Perhaps he meant what I took him to mean by that wink: that he had read the novels in which the Macks and I — and Schott and Carter — are severally “figured.” Or perhaps the wink was no more than a sort of conspiratorial self-irony: “You and I see through these high-minded clichés, eh?” It might even have been a mere tic. But my mind had wandered from poor Germaine Pitt to Jane Mack and the young fellow in the beige Arrow shirt in 1921; from the Floating Opera novel (wherein young “Todd Andrews” sees himself copulating in a mirror) to my experience on Captain Adams’s Original Floating Theatre on June 21 or 22, 1937: my happy resolve (13 L) to blow up the showboat and myself after that dreadful dark night before.
Some things that are perfectly obvious to others aren’t obvious at all to me, “Todd Andrews” remarks somewhere in that novel, and vice versa: hence this chapter; hence this book. OK, Dad: you saw it coming a long way back (let’s presume you’re closer than I to our Author). But it took me now by total, exhilarated surprise, what Cook’s mid-sentence, mid-committee wink disclosed to me; nor can I say now what connects the wink to the revelation, any more than I can say what if anything connects A. B. Cook to André Castine. But there it suddenly, astonishingly, beautifully was: 13 R, not yet in detail, but in clear principle, as plainly as if carved into the conference table.

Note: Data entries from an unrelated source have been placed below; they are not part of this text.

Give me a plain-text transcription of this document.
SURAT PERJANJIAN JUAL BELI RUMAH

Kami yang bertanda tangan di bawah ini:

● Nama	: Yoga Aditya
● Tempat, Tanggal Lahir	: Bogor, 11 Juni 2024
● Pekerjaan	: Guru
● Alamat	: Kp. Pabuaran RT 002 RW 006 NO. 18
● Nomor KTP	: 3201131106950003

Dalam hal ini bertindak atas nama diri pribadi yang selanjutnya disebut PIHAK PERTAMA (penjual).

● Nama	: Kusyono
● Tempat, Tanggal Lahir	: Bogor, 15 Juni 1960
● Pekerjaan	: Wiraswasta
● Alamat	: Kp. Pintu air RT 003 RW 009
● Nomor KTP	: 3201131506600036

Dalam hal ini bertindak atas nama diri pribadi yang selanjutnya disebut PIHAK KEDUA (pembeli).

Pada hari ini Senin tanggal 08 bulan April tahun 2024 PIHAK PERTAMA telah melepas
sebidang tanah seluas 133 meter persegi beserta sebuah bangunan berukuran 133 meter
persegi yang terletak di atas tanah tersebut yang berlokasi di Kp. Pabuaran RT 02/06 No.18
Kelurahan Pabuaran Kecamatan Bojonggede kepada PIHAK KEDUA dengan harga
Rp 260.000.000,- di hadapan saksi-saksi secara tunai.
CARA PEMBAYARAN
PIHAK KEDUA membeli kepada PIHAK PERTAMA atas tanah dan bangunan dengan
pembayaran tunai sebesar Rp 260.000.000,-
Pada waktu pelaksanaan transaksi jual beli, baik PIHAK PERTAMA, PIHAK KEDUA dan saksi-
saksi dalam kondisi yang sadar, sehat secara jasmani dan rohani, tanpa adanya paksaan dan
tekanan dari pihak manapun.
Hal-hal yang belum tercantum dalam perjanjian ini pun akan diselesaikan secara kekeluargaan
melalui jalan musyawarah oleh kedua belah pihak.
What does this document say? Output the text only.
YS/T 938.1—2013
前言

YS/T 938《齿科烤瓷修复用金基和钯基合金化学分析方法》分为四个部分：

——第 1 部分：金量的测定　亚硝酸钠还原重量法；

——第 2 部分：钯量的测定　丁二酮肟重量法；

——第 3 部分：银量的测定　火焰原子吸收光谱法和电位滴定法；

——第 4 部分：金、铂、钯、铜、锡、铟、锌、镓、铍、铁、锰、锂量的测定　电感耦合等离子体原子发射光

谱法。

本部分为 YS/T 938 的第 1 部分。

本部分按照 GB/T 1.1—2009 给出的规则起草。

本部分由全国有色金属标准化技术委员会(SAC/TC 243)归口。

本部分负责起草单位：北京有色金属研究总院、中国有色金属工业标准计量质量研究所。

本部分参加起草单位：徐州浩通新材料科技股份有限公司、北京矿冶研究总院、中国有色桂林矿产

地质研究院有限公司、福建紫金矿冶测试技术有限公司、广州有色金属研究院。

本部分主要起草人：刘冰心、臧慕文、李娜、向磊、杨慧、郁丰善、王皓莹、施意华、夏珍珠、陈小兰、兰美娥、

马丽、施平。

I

Well! Too bad, Germaine: nothing I could do for you beyond insisting that those photocopies be destroyed at once (I shredded mine; Cook followed suit; the others were duly shamed by our example); I wish you a better job and a better companion, or better luck with the one you have. Adieu, Jeannine: if you can’t find what you want, may you at least learn what it is you can’t find. Adieu, Drew, less and more my child than your sister is. And bye-bye, I think, dear Jane: belatedly cured of the passion I belatedly recognized, I leave you to “Lord Baltimore” and Cap’n Chick.